The EVA that will test the arm should be fairly interesting. Imagine for a moment that you fixed a certain weight on the end of your car's radio antenna or at the end of a fishing rod. The Discovery crew will be testing whether or not the slow motion deflection of the loading arm with the weight of a man would prohibit him from doing repairs. In other words, would the swaying or bouncing of the arm itself -- estimated to be as much as four feet in simulation -- prohibit a man from doing repairs that require fine motor skills. If so, the crew will test a repair platform position that only utilizes a position halfway on the arm to limit the instability.
International Space Station assembly
As important as the Return To Flight objectives are, 2/3rds to 3/4ths of the actual mission goals for STS-121 will be International Space Station assembly and will take up much of the Discovery's crew time in space. The big picture dictates that the NASA shuttle program fulfill its obligations to its international partners in building the ISS before the program is mothballed in 2010.
Equipment and supplies will be transferred from the shuttle to the station. Three new EVA suits will be tested and left on the ISS. Repair and replacement of equipment will take place inside the ISS, and outside, involving the second planned EVA mission.

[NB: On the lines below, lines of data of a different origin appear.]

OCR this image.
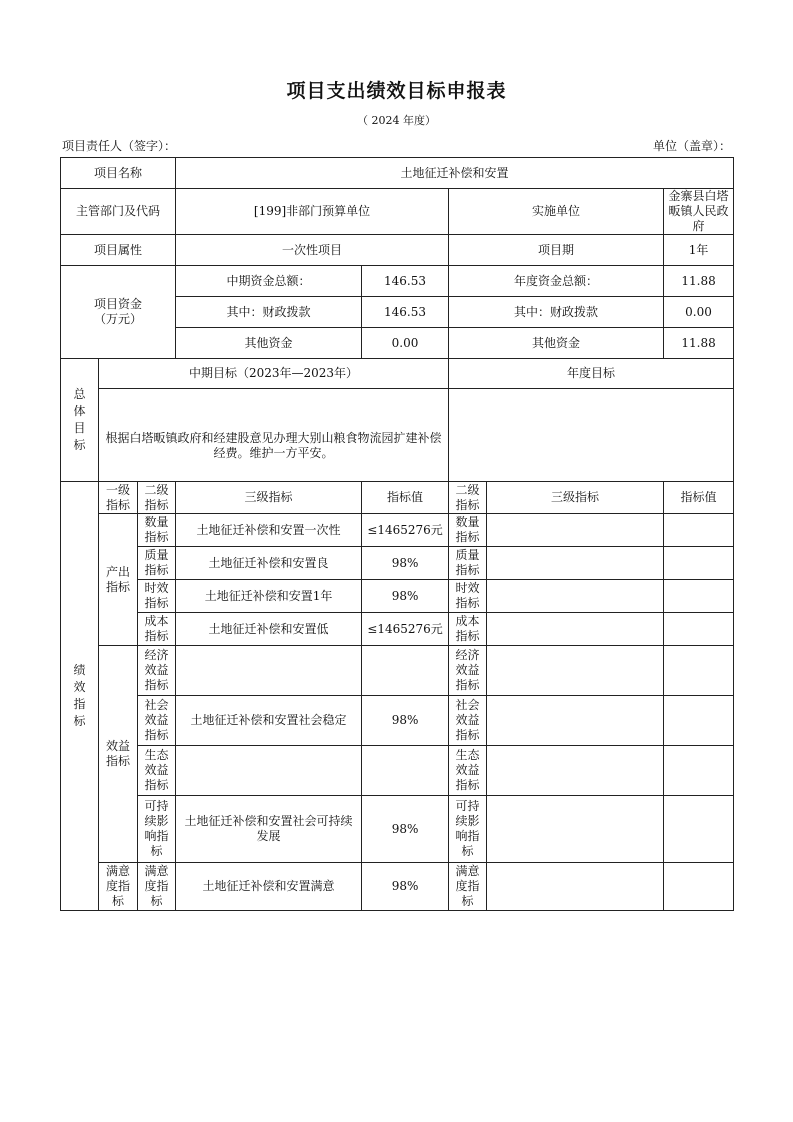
项目支出绩效目标申报表
（ 2024 年度）
项目责任人（签字）：	单位（盖章）：
项目名称			土地征迁补偿和安置				
主管部门及代码			[199]非部门预算单位		实施单位		金寨县白塔畈镇人民政府
项目属性			一次性项目		项目期		1年
项目资金（万元）			中期资金总额：	146.53	年度资金总额：		11.88
			其中：财政拨款	146.53	其中：财政拨款		0.00
			其他资金	0.00	其他资金		11.88
总体目标	中期目标（2023年—2023年）				年度目标		
	根据白塔畈镇政府和经建股意见办理大别山粮食物流园扩建补偿经费。维护一方平安。						
绩效指标	一级指标	二级指标	三级指标	指标值	二级指标	三级指标	指标值
	产出指标	数量指标	土地征迁补偿和安置一次性	≤1465276元	数量指标		
		质量指标	土地征迁补偿和安置良	98%	质量指标		
		时效指标	土地征迁补偿和安置1年	98%	时效指标		
		成本指标	土地征迁补偿和安置低	≤1465276元	成本指标		
	效益指标	经济效益指标			经济效益指标		
		社会效益指标	土地征迁补偿和安置社会稳定	98%	社会效益指标		
		生态效益指标			生态效益指标		
		可持续影响指标	土地征迁补偿和安置社会可持续发展	98%	可持续影响指标		
	满意度指标	满意度指标	土地征迁补偿和安置满意	98%	满意度指标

The second EVA will repair one umbilical system that accidently cut its cable earlier this year with the installation of a new part to prevent accidental damage, and also totally replace another one. From all accounts, the total replacement portion of that EVA will be tricky. One crew member will be on the arm while another "translates" himself around the outside of ISS and Discovery. The piece of replacement equipment to be manhandled from Discovery to the ISS -- and conversely -- the old one to be taken from the ISS back to Discovery, is described as weighing about 350lb (160kg) and as cumbersome and bulky as moving a refrigerator. Don't you hate when your friends ask you to help them move?
Equipment and supplies are often delivered by our Russian partners in unmanned delivery vehicles, launched from Baikonur Cosmodrome, Kazakhstan. The Progress 22 cargo spacecraft just docked at the ISS at 11:25 EDT on Monday in anticipation of STS-121. Progress 22 is destined to be a semi-permanent ISS closet rather than a delivery craft that is subsequently filled with trash and discarded by detaching it and letting it burn up in the atmosphere. The Russian Soyuz style craft can also be used as "lifeboats" should the need arise.

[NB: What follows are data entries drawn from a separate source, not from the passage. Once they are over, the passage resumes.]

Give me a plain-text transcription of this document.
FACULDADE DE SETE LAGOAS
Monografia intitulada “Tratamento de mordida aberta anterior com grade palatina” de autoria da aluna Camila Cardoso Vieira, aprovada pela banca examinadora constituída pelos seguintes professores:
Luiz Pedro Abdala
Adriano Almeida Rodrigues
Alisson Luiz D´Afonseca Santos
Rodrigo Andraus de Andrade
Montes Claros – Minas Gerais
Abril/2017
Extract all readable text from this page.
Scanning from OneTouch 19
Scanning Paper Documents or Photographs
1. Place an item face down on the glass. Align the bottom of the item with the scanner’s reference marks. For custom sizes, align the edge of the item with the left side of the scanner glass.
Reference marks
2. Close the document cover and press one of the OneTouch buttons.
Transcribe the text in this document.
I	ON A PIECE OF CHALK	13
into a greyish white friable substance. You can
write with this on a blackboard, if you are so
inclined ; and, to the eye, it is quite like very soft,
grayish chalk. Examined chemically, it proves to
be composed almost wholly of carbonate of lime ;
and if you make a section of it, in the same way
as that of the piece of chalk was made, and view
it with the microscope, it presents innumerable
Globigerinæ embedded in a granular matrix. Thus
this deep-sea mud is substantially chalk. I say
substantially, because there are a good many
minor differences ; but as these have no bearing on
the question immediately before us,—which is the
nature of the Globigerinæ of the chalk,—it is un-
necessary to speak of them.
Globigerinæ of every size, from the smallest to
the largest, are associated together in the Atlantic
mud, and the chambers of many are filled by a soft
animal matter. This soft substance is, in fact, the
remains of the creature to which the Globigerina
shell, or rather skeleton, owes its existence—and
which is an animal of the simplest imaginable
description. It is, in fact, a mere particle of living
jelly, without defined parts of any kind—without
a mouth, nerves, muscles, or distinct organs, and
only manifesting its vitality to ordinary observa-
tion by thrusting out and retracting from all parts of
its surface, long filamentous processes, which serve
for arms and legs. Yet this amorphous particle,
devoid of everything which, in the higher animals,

Discovery, on the other hand, will leave one of its crew members, European Space Agency astronaut Thomas Reiter, to complement the current ISS crew of Commander Pavel Vinogradov and Flight Engineer Jeff Williams.
The STS-121 crew includes Commander Steven Lindsey, Pilot Mark Kelly and Mission Specialists Michael Fossum, Lisa Nowak, Stephanie Wilson, Piers Sellers and Thomas Reiter, an astronaut with the European Space Agency.

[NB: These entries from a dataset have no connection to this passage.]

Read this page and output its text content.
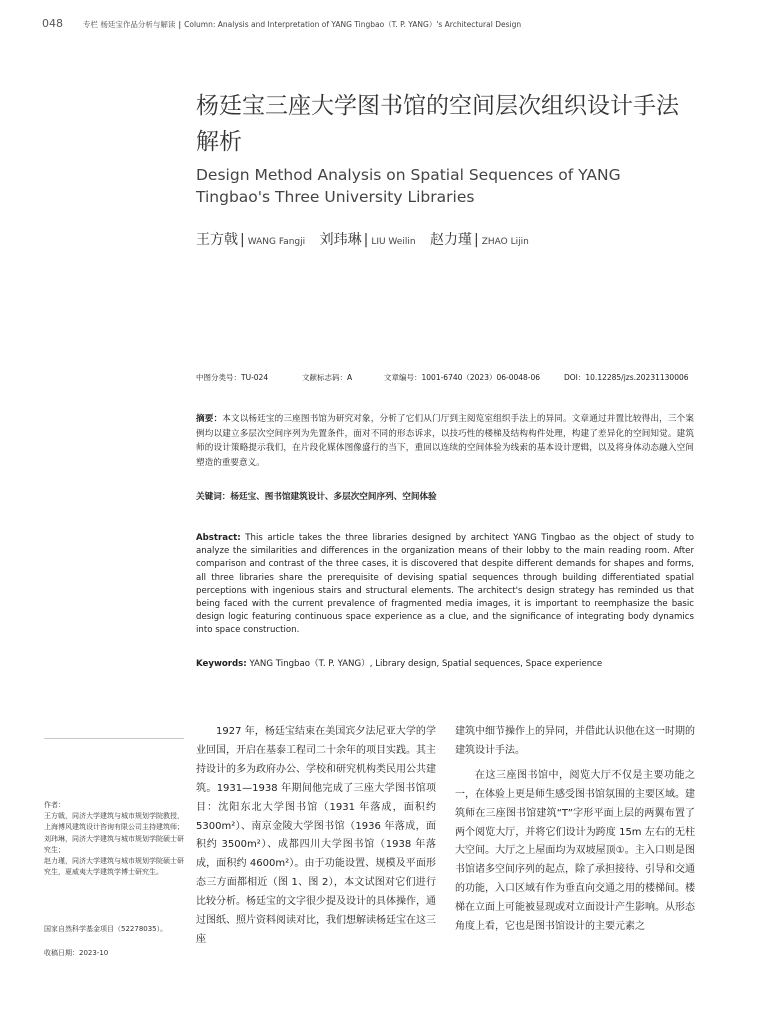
048	专栏 杨廷宝作品分析与解读 | Column: Analysis and Interpretation of YANG Tingbao（T. P. YANG）'s Architectural Design
杨廷宝三座大学图书馆的空间层次组织设计手法解析
Design Method Analysis on Spatial Sequences of YANG Tingbao's Three University Libraries
王方戟 | WANG Fangji 刘玮琳 | LIU Weilin 赵力瑾 | ZHAO Lijin
中图分类号：TU-024	文献标志码：A	文章编号：1001-6740（2023）06-0048-06	DOI：10.12285/jzs.20231130006
摘要：本文以杨廷宝的三座图书馆为研究对象，分析了它们从门厅到主阅览室组织手法上的异同。文章通过并置比较得出，三个案例均以建立多层次空间序列为先置条件，面对不同的形态诉求，以技巧性的楼梯及结构构件处理，构建了差异化的空间知觉。建筑师的设计策略提示我们，在片段化媒体图像盛行的当下，重回以连续的空间体验为线索的基本设计逻辑，以及将身体动态融入空间塑造的重要意义。
关键词：杨廷宝、图书馆建筑设计、多层次空间序列、空间体验
Abstract: This article takes the three libraries designed by architect YANG Tingbao as the object of study to analyze the similarities and differences in the organization means of their lobby to the main reading room. After comparison and contrast of the three cases, it is discovered that despite different demands for shapes and forms, all three libraries share the prerequisite of devising spatial sequences through building differentiated spatial perceptions with ingenious stairs and structural elements. The architect's design strategy has reminded us that being faced with the current prevalence of fragmented media images, it is important to reemphasize the basic design logic featuring continuous space experience as a clue, and the significance of integrating body dynamics into space construction.
Keywords: YANG Tingbao（T. P. YANG）, Library design, Spatial sequences, Space experience
作者：
王方戟，同济大学建筑与城市规划学院教授，上海博风建筑设计咨询有限公司主持建筑师；
刘玮琳，同济大学建筑与城市规划学院硕士研究生；
赵力瑾，同济大学建筑与城市规划学院硕士研究生，夏威夷大学建筑学博士研究生。
国家自然科学基金项目（52278035）。
收稿日期：2023-10

1927 年，杨廷宝结束在美国宾夕法尼亚大学的学业回国，开启在基泰工程司二十余年的项目实践。其主持设计的多为政府办公、学校和研究机构类民用公共建筑。1931—1938 年期间他完成了三座大学图书馆项目：沈阳东北大学图书馆（1931 年落成，面积约 5300m²）、南京金陵大学图书馆（1936 年落成，面积约 3500m²）、成都四川大学图书馆（1938 年落成，面积约 4600m²）。由于功能设置、规模及平面形态三方面都相近（图 1、图 2），本文试图对它们进行比较分析。杨廷宝的文字很少提及设计的具体操作，通过图纸、照片资料阅读对比，我们想解读杨廷宝在这三座

建筑中细节操作上的异同，并借此认识他在这一时期的建筑设计手法。

在这三座图书馆中，阅览大厅不仅是主要功能之一，在体验上更是师生感受图书馆氛围的主要区域。建筑师在三座图书馆建筑“T”字形平面上层的两翼布置了两个阅览大厅，并将它们设计为跨度 15m 左右的无柱大空间。大厅之上屋面均为双坡屋顶①。主入口则是图书馆诸多空间序列的起点，除了承担接待、引导和交通的功能，入口区域有作为垂直向交通之用的楼梯间。楼梯在立面上可能被显现或对立面设计产生影响。从形态角度上看，它也是图书馆设计的主要元素之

While I know I'll run outside my house and try to see the launch with my own eyes this upcoming Saturday, I'll be watching the rest of the mission on NASA TV. May everyone complete their mission and return safely back to us, here on Earth.
June 26, 2006 07:59 PM PDT
I wouldn't dare read this either...
|J f Z |
June 27, 2006 02:55 PM PDT
And here I thought you liked space news stuff! I was just poking the main tag board and pimpin' ...
June 28, 2006 06:45 PM PDT
I do, but my flight to Prague is more important.
|J f Z |
June 30, 2006 10:48 PM PDT
Safe journey, Seige! Bring back some photos for us!
July 2, 2006 09:51 AM PDT
Boo, Prague stinks! Space is better!